Not surprisingly, there is plenty of sporting memorabilia and big screen Sky is on for major matches. There is a separate pizza bar (open until 11pm) up a few steps at the back. Late very loud disco at weekends (tickets may be required and proof of ID).

Turn left from the entrance, retrace your steps and turn left past the Tourist Information Office into North Road. On the left is The Unicorn, a cosy pub with Robinsonís Old Stockport Bitter, Frederics and Hartleys XB. Good value lunchtime and evening meals, pool table and small TV, regular live music, but closes most afternoons.

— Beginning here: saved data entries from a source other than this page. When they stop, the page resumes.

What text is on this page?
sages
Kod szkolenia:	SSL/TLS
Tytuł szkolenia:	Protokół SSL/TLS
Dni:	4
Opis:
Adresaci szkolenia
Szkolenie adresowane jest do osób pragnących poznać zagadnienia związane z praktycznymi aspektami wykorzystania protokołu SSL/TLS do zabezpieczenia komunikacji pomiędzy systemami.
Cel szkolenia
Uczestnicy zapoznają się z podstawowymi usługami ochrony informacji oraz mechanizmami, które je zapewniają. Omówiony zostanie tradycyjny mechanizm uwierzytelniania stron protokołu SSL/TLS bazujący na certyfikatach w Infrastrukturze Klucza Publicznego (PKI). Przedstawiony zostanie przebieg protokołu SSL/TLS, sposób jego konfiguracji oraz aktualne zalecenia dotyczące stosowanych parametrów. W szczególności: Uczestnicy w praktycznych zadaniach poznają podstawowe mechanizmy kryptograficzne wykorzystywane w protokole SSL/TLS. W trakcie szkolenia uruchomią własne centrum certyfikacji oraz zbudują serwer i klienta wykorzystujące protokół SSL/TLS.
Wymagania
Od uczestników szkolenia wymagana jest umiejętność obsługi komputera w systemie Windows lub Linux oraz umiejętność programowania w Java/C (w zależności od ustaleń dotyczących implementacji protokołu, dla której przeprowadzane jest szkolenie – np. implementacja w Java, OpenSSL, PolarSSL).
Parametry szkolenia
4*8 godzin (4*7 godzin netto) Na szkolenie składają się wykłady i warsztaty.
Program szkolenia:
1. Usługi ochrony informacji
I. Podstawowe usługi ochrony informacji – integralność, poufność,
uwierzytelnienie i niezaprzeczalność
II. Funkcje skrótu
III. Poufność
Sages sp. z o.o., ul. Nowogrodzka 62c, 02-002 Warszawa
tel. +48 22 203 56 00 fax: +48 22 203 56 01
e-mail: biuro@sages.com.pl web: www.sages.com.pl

Exit left, up the hill then left down the first yard and into the back door of The Golden Rule. With more Camra Good Beer Guide entries than any other pub in Cumbria it boasts a splendid bank of Gaskell & Chambers pumps dispensing Robinsonís Dark Hatters Mild, Old Stockport Bitter, Cumbria Way, Best Bitter, Hartleys XB. There is no pool, no piped sound, no bar meals. The only noise is lively conversation and thus the pub attracts those who like to talk with their beer and hear the replies. Pork pies, jumbo scotch eggs, and well-filled rolls available plus a back room with optional TV, side room with darts and a machine, another quiet side room and a sun trap patio.

That's it for the town centre, but it is now worth a walk to Waterhead (one mile). From our start point in Lake Road, go south, past Fisherbeck Hotel (no real ale) and just before the Waterhead Hotel (no real ale) go right down a flight of wooden steps, through the car park to the Wateredge Inn. This was a private hotel but it is now a busy bar with Coniston Bluebird and Bluebird XB plus a guest beer on handpump, comprehensive food menu, lakeside garden and jetty.